“Things have changed. For both of us,” Laszlo insisted. “When this started, you had just mediated our trade agreement. You were afraid your neutrality would be called into question if we went public with our involvement. We’re past that. Our dating wouldn’t reflect badly on you now. On my side, I was new enough in my position I couldn’t afford to be linked to the daughter of a man with an image problem. Now I have a stronger record, and I’d be dating the sister of the Golden Prince—a king who has never made a mistake in his life.”
Sofia gently extricated herself and sank onto the foot of his bed, considering his words.
“Has he made a mistake?” Laszlo asked. “Is there something you’re not telling me?”
She sent an ironic glance upward. There were many things they didn’t tell each other. This was the longest, most personal conversation they’d ever had. Did he realize that?
“Luca is every bit as scrupled as I am—probably more.” Like her, he had been hemmed in his entire life by nannies and mentors and advisers, all hired by their mother to ensure they upheld the morals their father had abandoned. Luca was still trying to convince the Privy Council to let her take the crown, trying to right their father’s wrong.

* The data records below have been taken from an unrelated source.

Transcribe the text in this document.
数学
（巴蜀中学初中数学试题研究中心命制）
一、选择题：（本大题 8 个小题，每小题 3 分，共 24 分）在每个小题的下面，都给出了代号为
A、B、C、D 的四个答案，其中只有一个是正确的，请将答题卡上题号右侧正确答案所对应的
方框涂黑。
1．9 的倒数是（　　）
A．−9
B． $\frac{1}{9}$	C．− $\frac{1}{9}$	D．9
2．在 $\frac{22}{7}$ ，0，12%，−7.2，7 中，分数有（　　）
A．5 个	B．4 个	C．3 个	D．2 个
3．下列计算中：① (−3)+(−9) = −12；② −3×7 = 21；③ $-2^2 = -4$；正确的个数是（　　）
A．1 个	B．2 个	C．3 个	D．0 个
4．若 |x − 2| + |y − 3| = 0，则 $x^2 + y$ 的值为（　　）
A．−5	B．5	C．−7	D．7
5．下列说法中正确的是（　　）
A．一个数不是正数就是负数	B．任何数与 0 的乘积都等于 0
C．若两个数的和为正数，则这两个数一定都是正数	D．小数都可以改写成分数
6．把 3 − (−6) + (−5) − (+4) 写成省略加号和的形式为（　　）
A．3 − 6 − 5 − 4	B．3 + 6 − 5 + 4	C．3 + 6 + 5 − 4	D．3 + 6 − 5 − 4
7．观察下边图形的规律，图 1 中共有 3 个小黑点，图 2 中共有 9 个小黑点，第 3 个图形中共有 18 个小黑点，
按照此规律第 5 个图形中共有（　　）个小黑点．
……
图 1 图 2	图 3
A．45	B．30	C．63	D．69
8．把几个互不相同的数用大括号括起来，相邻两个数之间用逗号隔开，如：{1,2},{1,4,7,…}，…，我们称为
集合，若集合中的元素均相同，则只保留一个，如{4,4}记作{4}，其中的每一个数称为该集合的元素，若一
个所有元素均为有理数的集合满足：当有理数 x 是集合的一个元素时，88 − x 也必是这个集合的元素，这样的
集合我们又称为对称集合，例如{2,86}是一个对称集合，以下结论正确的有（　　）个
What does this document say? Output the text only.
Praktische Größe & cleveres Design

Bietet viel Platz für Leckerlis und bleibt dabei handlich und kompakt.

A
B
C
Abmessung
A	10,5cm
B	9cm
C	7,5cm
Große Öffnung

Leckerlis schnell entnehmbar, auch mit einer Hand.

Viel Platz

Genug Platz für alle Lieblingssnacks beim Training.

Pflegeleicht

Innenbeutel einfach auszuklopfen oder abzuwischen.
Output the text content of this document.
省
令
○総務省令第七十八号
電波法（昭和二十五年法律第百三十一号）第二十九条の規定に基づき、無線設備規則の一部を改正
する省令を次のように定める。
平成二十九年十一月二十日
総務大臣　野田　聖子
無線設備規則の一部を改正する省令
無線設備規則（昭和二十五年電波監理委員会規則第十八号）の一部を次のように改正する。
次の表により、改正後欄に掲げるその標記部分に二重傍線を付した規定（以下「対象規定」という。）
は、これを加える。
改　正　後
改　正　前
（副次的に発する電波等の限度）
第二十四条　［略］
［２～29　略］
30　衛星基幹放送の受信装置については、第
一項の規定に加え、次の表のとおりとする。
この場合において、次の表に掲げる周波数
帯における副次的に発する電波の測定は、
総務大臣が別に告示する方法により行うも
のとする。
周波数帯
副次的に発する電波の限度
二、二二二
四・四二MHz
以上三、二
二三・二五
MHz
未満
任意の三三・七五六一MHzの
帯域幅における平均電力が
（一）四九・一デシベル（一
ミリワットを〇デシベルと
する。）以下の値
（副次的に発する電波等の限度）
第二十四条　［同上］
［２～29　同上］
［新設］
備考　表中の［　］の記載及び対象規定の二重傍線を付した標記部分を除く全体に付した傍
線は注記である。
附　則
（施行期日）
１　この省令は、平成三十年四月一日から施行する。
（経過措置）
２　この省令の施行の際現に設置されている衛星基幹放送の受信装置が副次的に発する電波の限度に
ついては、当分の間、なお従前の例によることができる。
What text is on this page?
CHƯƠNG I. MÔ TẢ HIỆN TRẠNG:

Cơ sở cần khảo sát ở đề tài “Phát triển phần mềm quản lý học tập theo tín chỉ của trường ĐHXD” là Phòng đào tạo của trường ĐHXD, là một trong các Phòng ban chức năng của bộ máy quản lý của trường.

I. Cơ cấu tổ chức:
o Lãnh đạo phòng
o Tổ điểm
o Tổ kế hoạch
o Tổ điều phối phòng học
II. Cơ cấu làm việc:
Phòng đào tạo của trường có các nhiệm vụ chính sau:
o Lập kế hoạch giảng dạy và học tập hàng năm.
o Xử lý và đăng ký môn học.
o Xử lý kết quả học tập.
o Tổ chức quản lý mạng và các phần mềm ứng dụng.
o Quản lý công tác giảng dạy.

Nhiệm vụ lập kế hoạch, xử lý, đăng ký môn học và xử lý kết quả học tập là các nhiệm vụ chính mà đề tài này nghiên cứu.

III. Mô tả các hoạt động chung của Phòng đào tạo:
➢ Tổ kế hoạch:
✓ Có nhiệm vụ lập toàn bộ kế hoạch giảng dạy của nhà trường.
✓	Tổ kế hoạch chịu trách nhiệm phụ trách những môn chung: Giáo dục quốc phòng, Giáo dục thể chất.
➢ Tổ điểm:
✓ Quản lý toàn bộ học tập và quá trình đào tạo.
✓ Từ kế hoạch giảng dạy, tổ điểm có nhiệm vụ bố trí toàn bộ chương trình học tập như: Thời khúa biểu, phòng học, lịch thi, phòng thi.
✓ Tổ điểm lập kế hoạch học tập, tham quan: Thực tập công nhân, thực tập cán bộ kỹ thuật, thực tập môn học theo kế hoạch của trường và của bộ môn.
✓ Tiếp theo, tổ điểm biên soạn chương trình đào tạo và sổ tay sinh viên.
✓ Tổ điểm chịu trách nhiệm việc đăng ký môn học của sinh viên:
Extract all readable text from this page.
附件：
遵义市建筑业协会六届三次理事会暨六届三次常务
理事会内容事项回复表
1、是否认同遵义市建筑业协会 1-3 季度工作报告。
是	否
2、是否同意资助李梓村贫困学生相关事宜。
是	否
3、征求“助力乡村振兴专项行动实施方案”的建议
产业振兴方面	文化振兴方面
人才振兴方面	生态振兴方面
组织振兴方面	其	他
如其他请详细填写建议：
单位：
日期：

Sofia couldn’t tell Laszlo that, however. It bordered on treason that she was still chafed at being passed over, but was there a silver lining to that injustice? Rather than living her life in careful preparation for the slim possibility she would ascend, could she embrace a less exalted and more humble role, one that allowed her to become involved with the president of Presovia?
“I still have to live a very faultless life. If something happens, I’m first in line for the throne. Think about what that would mean to you if it came to pass.”
“That’s not likely,” he dismissed—too easily. “Your brother is healthy and, if he’s as duty-conscious as you are, will marry quickly. You won’t be next in line for long.”
“There would still be a lot of pressures and expectations on both of us. Are you willing to put up with that for an affair? It would be different if we were in love, but…” She lifted her questioning gaze.
His face became a blank slate and he stepped away.
“I don’t expect that,” she lied. “We barely know one another.”
“I know you,” he asserted, pivoting to confront her. “I know you’re taking that tone right now because I’ve hurt you by not stating unequivocally that I’m in love and willing to do whatever it takes to be together. I know how to touch you to make you wild. I know when you walk into a crowded auditorium without hearing or seeing you. I know that your brother is probably the only person you genuinely trust, and that hurts me.”
“Is that it, then?” She looked at her hands in her lap, stunned by all he had said. At length she asked, “You can’t open your heart to me because I don’t share state secrets?”
“I didn’t say I don’t care for you.” His stare was hard enough it nearly knocked her flat onto the mattress. “I’d closed myself off to strong feelings when my mother died, and what I feel for you is nothing like what I remember of the love I had for her. This is a greedy ache in the pit of my stomach, a hunger to have you beside me all the time. I want our lives so intertwined there are no secrets, state or otherwise, that I can’t share with you.”
“Laszlo,” she breathed, so moved her eyes stung. “I want that, too.”